The Cairn was the last to enter the showring, due entirely to the efforts of one lady, Mrs J Alistair Campbell. Mrs Campbell, born Ida Monro in 1871, came of a well-to-do family from Tain in Ross-shire. Her father was a Knight of the realm and her mother had kept Cairns for many years obtaining them from breeders in the Isle of Skye
Mrs Campbell entered dogs at the Kennel Club show in Edinburgh in 1897 as Skye Terriers, but of the four classes she entered, her dogs were recognised in only one – the Brace class – in which they were the only entry so won first prize. Mrs Campbell maintained that this was an admission by the judge that they were indeed Skye Terriers.
The judge at the 1897 show subsequently wrote to Mrs Campbell saying that this type had not been shown for twenty years and, there being no class for them, they could not be recognised. Mrs Campbell persevered, however, and entered at a number of Championship shows winning in Open and variety classes, but she then faced a ‘Catch 22’ situation.
Her Cairns were not recognised as Skye Terriers despite her assertions that these were the original terriers of Skye, and as far as the Kennel Club was concerned there was no such breed as Cairn Terriers. The Kennel Club decided they should be called ‘Short-haired Skyes’ but when Mrs Campbell and the Hon Mrs M Hawkes entered their dogs as such at Crufts in 1909 the Skye terrier exhibitors were most upset, short hair being a major fault in Skyes!
The judge of the day, a Mr Robert Leighton, in his book ‘The Complete Book of the Dog,’ writes that he recognised them as ‘the original unspoilt working terrier of the Highlands’ as he had owned such terriers in his boyhood in Argyll. He notes that Mrs Campbell had brought them all the way from Ardrishaig in Argyll and that ‘the ring stewards were vexed.’

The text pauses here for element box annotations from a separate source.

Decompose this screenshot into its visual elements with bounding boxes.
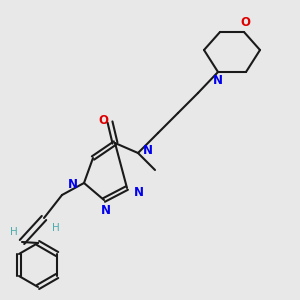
Text: N: N: [101, 203, 111, 217]
Text: N: N: [134, 185, 144, 199]
Text: H: H: [10, 227, 18, 237]
Text: O: O: [240, 16, 250, 29]
Text: N: N: [143, 145, 153, 158]
Text: H: H: [52, 223, 60, 233]
Text: O: O: [98, 115, 108, 128]
Text: N: N: [68, 178, 78, 191]
Text: N: N: [213, 74, 223, 88]
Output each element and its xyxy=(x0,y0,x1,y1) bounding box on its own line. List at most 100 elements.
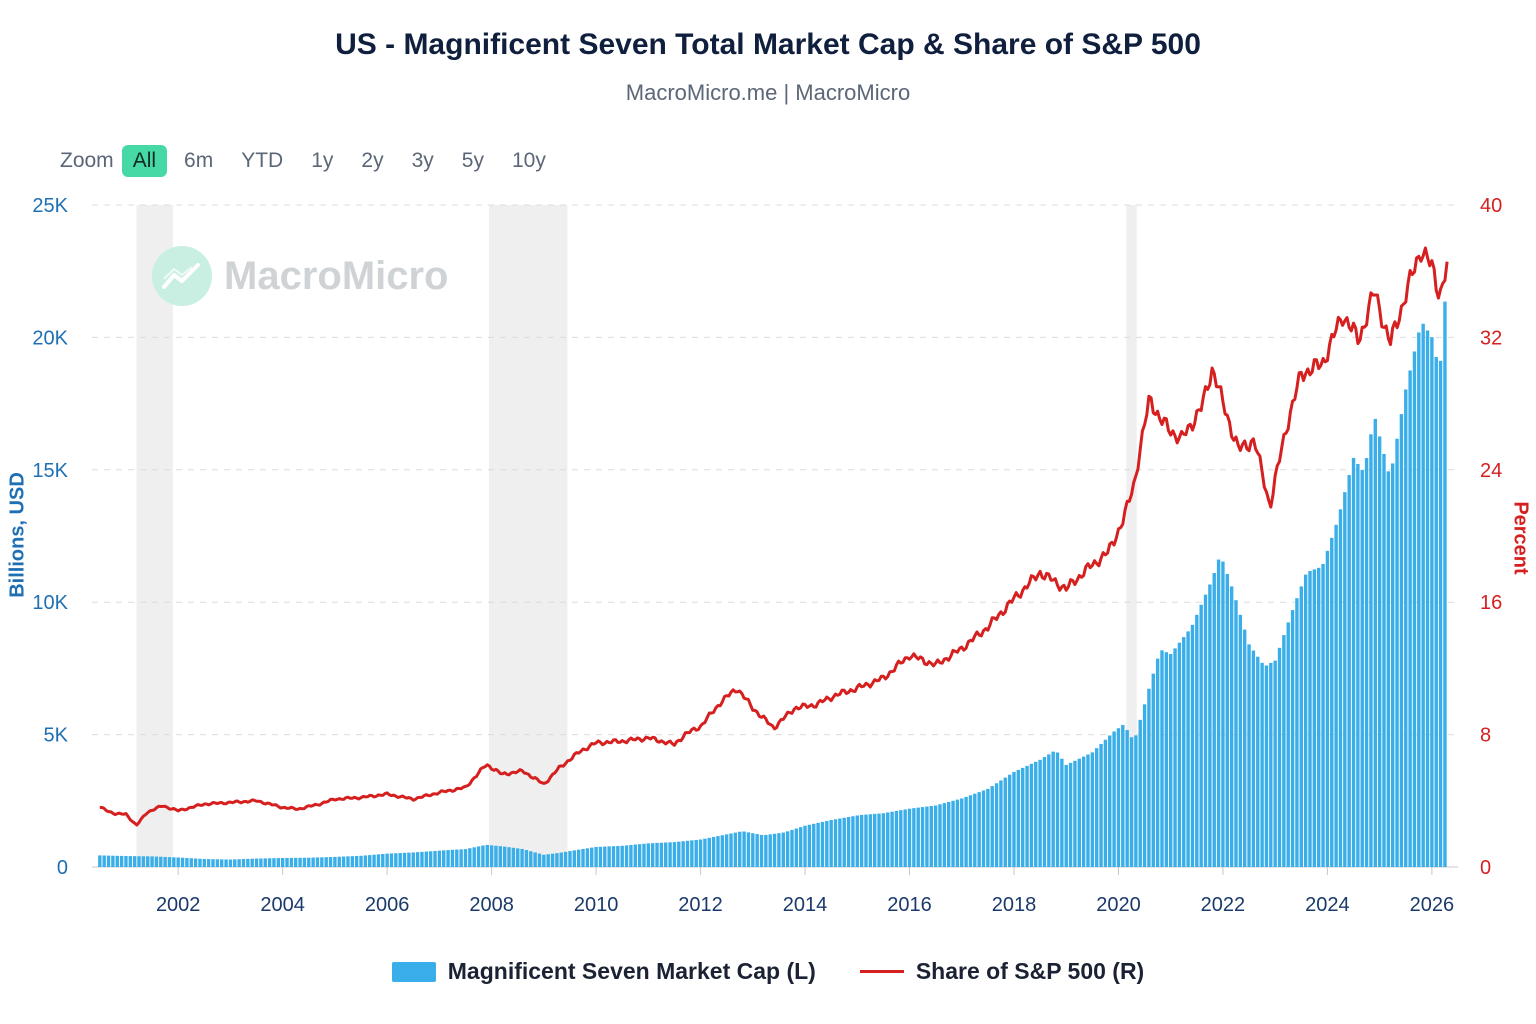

Eventually after much acerbic correspondence conducted in the dog press of the time, a meeting at the Kennel Club, which included Mr Leighton and members of the Skye Terrier Club, agreed that they be called Cairn Terriers. They had in fact been thus referred to for very many years as witness the legend on the back of a painting dated 1857, the property of the Scottish Kennel Club, ‘Picture of a Cairn got from Ross-shire 1856, would kill anything, dead game, good retriever land or water.’
At a meeting in Edinburgh in 1910 the Cairn Terrier Club was formed with Macdonald of Waternish in Skye as President and Mrs Campbell as Secretary. The first Standard was published the following year. Mrs Campbell later moved to Ardersier near Inverness as her husband, a Colonel in the Seaforth Highlanders, had been posted to Fort George. He died in 1914 but Mrs Campbell lived out her days in Ardersier regularly travelling to dog shows in the south.
The last show she attended was the Cairn Terrier Club’s first championship show after WWll, held in Edinburgh in 1946. She was not well and in fact died a few days later.
When the new Royal Dick Veterinary College was being built near Edinburgh in the late 90’s they asked for donations. Donors of sums above a certain level were able to put up a plaque of their choosing and the Cairn Terrier Club gave a handsome donation. Mrs Campbell’s ashes were interred in the family plot in Tain, but she has no memorial on the headstone so this is the one the CTC decided on.